Movie (Australia) - June 1994 List

My Father The Hero

There’s a curious stage in growing up when the child is suddenly sure that he or she is more sophisticated and knowing than the parents who become an immediate embarrassment. The symptoms may vary between boys and girls, but it’s there– and commonplace.

It’s a worsening shock for unsuspecting father, Andre (Gerard Depardieu) when he flies in from Paris to New York to pick up his 14-year-old daughter, Nicole (Katherine Heigl) from frazzled mother, Megan (Lauren Hutton) who has gone though the new teenage phase first-hand. During a two-week holiday on an island paradise, Andre finds that nothing can please his pouting, bad-tempered daughter – at least while he’s around – but the fact is she’s a teenager trying for instant adulthood, and being with dad doesn’t give her the chance. When she meets hunky Ben (Dalton James), the only way she can impress him is to make herself more worldly- wise and she does this with whopping lies that accelerate and make life hell for Andre. He’s unaware that in the eyes of the other islander’s he’s a dirty old man who is actually Nicole’s lover. Andre can’t understand the disdain which the other guests – especially Ben – hold for him. His funniest faux pas is to entertain them at a talent night by singing “ Thank Heaven For Little Girls” – a performance which literally empties the house.

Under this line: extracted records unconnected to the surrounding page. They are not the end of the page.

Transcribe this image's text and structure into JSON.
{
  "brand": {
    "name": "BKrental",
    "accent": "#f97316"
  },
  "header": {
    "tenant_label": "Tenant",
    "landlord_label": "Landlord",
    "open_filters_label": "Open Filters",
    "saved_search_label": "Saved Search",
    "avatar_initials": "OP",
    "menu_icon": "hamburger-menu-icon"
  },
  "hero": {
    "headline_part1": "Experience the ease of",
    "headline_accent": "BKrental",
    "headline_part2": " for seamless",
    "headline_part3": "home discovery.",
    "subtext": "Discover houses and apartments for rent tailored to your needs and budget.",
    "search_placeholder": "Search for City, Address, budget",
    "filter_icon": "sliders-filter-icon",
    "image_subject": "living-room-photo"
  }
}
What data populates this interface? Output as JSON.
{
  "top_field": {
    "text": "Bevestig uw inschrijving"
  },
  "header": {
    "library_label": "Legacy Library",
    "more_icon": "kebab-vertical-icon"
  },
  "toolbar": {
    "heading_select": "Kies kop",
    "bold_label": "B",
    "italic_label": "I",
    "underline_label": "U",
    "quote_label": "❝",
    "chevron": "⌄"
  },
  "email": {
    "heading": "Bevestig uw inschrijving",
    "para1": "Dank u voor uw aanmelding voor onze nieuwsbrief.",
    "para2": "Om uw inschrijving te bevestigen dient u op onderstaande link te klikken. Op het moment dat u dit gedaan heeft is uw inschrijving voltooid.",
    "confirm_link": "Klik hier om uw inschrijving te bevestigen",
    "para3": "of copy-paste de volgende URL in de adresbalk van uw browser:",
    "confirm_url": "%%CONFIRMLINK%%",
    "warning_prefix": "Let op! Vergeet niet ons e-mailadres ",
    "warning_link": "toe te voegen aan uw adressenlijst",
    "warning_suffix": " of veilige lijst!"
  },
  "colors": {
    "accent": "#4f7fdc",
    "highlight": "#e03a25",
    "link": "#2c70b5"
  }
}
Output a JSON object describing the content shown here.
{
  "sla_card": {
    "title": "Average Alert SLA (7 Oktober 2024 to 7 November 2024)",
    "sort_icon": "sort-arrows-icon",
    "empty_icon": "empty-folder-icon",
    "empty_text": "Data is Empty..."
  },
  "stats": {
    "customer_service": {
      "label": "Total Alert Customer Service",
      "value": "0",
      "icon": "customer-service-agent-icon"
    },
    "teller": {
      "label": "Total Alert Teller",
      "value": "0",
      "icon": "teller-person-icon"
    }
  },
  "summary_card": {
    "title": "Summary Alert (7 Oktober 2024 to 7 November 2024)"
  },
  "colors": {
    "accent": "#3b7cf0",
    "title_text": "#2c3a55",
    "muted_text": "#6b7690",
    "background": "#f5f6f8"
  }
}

Depardieu is probably one of the few actors who could convince as both the rough international spy Nicole invents and the loving father he really is. Worthy of note in the cast is Broadway star, Faith Prince as Diana, a man hunter who sets her sights on Andre and listens to his sad stories about the woman he left behind in Paris. This continuing sub-plot also gives the movie one of it’s happiest surprises.

Depardieu even gets to mock his role as matchmaker, Cyrano De Bergerac, in his acclaimed 1990 film of that classic. This romantic French-flavoured comedy is played out in a perfect sun-drenched setting where notions of romance are almost mandatory and certainly infectious.